Recent studies have shown that providing personalized explanations alongside recommendations increases trust and perceived quality. Furthermore, it gives users an opportunity to refine the recommendations by critiquing parts of the explanations. On one hand, current recommender systems model the recommendation, explanation, and critiquing objectives jointly, but this creates an inherent trade-off between their respective performance. On the other hand, although recent latent linear critiquing approaches are built upon an existing recommender system, they suffer from computational inefficiency at inference due to the objective optimized at each conversations turn. We address these deficiencies with M&Ms-VAE, a novel variational autoencoder for recommendation and explanation that is based on multimodal modeling assumptions. We train the model under a weak supervision scheme to simulate both fully and partially observed variables. Then, we leverage the generalization ability of a trained M&Ms-VAE model to embed the user preference and the critique separately.
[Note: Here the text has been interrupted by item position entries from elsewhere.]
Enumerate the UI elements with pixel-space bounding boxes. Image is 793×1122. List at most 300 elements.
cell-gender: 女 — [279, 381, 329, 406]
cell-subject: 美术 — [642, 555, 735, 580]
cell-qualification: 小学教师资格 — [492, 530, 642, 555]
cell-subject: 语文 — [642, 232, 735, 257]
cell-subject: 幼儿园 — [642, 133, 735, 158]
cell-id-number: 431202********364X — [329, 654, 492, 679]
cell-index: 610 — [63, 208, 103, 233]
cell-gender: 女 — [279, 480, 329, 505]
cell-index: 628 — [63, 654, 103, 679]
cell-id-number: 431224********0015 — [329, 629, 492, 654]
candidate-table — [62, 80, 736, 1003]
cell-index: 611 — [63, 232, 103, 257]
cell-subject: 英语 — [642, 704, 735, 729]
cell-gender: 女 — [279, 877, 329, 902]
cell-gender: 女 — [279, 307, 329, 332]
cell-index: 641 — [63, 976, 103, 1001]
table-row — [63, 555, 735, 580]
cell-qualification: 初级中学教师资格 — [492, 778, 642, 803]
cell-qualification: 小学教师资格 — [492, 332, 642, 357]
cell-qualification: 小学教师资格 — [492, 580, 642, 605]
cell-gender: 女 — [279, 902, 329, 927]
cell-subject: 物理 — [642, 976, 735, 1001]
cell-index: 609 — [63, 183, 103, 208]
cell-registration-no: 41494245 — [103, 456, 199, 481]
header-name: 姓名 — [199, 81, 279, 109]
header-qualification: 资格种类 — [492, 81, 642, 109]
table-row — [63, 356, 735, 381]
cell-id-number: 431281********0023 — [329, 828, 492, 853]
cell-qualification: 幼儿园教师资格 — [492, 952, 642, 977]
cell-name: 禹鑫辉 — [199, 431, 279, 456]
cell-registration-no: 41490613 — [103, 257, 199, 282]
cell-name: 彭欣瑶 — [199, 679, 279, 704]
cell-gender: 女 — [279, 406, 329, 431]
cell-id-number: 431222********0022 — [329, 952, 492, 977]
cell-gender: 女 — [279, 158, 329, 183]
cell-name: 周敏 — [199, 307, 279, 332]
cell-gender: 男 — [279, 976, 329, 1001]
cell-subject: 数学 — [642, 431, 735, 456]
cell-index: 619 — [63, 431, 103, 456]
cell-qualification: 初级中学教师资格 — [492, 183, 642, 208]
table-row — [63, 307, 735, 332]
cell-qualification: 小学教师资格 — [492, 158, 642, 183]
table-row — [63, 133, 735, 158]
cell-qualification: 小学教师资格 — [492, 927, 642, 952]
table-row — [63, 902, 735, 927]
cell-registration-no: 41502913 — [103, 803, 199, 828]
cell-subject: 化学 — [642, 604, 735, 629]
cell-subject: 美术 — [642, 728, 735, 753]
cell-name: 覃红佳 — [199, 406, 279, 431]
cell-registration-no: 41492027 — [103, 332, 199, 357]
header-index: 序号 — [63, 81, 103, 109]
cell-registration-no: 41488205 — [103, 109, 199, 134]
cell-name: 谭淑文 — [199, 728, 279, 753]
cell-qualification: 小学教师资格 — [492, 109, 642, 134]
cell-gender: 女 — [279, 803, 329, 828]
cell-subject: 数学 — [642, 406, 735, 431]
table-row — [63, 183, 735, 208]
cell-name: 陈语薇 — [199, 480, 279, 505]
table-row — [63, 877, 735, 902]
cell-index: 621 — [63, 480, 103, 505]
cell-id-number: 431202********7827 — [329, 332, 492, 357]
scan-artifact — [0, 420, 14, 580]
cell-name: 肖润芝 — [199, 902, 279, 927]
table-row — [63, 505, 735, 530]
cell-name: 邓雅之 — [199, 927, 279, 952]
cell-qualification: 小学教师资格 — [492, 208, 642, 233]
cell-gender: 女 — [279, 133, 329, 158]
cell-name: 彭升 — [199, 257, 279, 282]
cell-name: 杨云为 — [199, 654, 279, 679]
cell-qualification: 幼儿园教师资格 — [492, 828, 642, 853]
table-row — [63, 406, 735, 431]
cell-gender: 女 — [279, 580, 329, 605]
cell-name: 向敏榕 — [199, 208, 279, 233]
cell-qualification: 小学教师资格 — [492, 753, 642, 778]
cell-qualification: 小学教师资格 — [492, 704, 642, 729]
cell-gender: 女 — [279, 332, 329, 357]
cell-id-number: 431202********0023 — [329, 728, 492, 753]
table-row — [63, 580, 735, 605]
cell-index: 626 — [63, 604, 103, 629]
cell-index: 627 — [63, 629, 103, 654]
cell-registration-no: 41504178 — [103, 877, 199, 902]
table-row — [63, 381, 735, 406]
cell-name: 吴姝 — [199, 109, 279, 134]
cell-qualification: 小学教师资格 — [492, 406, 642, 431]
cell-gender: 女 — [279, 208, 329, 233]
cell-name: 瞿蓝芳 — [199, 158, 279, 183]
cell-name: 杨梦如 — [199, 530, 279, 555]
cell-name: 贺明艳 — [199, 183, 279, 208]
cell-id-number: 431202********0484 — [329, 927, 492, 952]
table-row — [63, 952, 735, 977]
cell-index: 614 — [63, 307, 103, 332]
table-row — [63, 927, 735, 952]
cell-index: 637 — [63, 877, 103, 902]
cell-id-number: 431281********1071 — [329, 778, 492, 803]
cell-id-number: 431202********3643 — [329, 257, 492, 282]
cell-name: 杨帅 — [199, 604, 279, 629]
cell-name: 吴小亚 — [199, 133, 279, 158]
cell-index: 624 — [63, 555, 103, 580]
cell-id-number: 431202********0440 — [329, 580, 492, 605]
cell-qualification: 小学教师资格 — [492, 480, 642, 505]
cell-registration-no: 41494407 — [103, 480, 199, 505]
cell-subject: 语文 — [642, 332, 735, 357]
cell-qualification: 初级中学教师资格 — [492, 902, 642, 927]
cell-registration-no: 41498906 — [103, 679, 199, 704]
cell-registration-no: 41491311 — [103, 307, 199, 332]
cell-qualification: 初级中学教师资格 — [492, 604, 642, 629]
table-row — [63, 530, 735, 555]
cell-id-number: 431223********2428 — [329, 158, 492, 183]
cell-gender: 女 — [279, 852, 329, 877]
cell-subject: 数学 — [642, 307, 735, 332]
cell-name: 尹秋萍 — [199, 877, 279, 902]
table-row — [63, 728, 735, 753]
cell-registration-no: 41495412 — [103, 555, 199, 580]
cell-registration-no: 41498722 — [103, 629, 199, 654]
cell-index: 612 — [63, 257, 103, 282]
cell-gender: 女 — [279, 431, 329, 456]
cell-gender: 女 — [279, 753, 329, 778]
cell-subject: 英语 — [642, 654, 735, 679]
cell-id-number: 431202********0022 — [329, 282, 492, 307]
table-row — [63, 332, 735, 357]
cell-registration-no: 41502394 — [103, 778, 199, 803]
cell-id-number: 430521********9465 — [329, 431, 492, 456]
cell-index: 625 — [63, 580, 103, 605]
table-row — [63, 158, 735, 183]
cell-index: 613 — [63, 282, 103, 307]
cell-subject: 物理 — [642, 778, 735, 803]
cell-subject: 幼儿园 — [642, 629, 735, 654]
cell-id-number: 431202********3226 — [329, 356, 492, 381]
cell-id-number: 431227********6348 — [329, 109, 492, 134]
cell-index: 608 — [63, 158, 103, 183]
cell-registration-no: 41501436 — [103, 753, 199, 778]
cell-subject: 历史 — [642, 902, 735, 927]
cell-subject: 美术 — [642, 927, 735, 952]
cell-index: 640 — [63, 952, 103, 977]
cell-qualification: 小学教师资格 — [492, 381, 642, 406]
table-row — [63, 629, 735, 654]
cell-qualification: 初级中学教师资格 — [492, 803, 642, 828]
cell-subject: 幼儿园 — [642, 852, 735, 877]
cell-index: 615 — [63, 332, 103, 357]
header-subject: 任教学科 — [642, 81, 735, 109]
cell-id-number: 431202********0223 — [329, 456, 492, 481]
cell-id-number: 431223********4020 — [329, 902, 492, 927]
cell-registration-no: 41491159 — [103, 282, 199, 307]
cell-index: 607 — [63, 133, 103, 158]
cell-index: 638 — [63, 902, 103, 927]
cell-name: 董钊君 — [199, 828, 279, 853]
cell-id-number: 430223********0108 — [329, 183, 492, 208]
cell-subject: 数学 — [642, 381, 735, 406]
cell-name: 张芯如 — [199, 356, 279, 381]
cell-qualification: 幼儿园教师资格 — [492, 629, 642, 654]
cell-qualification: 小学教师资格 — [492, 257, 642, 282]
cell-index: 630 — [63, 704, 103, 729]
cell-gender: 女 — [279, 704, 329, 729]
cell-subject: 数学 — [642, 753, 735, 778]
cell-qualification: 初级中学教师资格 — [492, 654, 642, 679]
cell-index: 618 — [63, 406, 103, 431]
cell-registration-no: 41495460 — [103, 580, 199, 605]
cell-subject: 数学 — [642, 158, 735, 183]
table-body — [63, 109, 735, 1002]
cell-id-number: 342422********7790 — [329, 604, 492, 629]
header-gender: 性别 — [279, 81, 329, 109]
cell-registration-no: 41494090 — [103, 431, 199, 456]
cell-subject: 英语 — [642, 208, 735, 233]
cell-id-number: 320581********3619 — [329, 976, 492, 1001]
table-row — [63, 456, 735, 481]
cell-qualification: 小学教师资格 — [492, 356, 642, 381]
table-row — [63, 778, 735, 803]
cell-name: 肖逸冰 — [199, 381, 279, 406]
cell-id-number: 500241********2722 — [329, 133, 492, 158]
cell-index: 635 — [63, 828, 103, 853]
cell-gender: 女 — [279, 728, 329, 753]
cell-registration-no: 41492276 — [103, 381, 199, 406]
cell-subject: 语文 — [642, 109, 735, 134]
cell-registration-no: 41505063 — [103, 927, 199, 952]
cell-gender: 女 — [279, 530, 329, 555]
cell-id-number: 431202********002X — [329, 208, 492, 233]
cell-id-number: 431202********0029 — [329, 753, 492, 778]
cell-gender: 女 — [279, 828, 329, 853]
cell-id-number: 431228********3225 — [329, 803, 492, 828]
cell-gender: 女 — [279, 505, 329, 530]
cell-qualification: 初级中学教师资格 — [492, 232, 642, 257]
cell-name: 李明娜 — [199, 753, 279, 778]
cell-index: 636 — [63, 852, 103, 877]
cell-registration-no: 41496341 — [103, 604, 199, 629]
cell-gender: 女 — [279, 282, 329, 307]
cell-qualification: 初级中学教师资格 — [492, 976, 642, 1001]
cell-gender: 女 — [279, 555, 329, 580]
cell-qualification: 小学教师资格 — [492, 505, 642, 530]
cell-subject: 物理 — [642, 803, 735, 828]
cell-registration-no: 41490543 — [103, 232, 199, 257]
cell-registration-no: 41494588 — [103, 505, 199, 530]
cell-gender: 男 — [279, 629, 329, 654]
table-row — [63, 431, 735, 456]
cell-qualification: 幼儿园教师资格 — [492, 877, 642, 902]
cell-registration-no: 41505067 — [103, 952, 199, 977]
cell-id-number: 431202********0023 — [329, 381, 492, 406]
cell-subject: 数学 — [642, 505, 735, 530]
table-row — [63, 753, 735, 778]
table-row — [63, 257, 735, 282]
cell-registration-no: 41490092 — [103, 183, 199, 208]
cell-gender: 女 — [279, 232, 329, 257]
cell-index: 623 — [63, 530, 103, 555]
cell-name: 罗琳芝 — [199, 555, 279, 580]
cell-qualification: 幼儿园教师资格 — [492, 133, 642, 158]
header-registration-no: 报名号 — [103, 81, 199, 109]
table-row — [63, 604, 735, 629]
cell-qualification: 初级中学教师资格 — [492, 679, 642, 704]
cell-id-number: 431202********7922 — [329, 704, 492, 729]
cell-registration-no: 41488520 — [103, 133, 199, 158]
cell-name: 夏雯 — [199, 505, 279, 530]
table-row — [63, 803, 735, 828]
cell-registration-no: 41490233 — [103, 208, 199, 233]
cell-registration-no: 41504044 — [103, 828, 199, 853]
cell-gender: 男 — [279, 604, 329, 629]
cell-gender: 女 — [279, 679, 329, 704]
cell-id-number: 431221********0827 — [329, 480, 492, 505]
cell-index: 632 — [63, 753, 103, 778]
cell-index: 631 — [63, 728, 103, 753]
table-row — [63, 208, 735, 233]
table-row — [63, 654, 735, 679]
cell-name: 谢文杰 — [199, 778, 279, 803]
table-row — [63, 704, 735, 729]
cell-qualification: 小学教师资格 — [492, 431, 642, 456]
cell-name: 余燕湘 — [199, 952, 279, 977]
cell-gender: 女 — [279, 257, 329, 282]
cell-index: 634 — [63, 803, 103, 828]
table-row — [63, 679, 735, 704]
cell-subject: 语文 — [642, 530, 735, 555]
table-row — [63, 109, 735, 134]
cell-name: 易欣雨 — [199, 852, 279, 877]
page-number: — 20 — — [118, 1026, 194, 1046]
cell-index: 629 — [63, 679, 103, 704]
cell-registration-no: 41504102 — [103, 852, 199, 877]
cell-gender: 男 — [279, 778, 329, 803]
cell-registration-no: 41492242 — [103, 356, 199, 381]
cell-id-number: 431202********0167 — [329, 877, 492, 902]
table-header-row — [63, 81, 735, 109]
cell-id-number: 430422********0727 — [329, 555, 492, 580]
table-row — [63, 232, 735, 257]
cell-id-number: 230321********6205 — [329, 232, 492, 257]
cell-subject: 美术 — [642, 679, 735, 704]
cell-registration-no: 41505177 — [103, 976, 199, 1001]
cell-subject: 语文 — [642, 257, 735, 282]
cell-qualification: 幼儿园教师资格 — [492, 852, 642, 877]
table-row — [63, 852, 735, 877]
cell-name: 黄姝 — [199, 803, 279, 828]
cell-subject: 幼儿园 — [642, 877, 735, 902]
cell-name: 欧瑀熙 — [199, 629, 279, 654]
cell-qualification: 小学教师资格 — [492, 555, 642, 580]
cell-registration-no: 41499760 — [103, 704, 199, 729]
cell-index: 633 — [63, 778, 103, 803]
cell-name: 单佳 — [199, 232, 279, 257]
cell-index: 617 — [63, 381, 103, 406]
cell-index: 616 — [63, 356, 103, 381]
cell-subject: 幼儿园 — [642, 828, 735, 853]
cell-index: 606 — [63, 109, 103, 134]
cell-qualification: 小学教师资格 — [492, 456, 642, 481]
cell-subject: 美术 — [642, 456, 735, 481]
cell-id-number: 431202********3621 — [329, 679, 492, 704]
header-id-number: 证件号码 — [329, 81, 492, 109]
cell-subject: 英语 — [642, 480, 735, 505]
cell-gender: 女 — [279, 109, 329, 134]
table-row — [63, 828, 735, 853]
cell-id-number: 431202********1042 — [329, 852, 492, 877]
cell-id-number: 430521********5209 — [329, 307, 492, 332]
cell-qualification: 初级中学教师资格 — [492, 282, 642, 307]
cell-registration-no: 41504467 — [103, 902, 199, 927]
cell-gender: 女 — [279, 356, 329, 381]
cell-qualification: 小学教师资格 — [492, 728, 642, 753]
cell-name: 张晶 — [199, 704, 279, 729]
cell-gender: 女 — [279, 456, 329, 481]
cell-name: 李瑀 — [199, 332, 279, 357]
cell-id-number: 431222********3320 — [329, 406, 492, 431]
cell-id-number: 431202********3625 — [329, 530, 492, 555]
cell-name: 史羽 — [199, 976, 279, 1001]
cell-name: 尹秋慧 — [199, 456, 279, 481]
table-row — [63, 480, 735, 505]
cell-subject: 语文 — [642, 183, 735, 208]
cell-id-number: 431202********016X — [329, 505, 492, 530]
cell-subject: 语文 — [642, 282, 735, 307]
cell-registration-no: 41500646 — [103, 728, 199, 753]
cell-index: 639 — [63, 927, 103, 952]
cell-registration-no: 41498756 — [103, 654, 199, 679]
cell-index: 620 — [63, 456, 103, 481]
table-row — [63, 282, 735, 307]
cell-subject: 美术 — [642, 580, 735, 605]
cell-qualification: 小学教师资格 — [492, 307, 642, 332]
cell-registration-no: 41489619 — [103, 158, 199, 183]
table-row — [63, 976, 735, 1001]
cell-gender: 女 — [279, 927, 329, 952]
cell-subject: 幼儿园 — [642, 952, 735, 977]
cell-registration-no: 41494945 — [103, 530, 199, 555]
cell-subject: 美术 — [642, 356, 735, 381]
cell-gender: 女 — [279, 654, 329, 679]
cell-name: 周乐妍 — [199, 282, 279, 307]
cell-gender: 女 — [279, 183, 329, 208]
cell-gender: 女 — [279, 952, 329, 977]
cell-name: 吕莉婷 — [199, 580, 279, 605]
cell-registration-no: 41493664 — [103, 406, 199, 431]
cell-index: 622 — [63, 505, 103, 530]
Our works most important innovation is our critiquing module, which is built upon and trained in a self-supervised manner with a simple ranking objective. Experiments on four real-world datasets demonstrate that among state-of-the-art models, our system is the first to dominate or match the performance in terms of recommendation, explanation, and multi-step critiquing. Moreover, M&Ms-VAE processes the critiques up to 25.6x faster than the best baselines. Finally, we show that our model infers coherent joint and cross generation, even under weak supervision, thanks to our multimodal-based modeling and training scheme.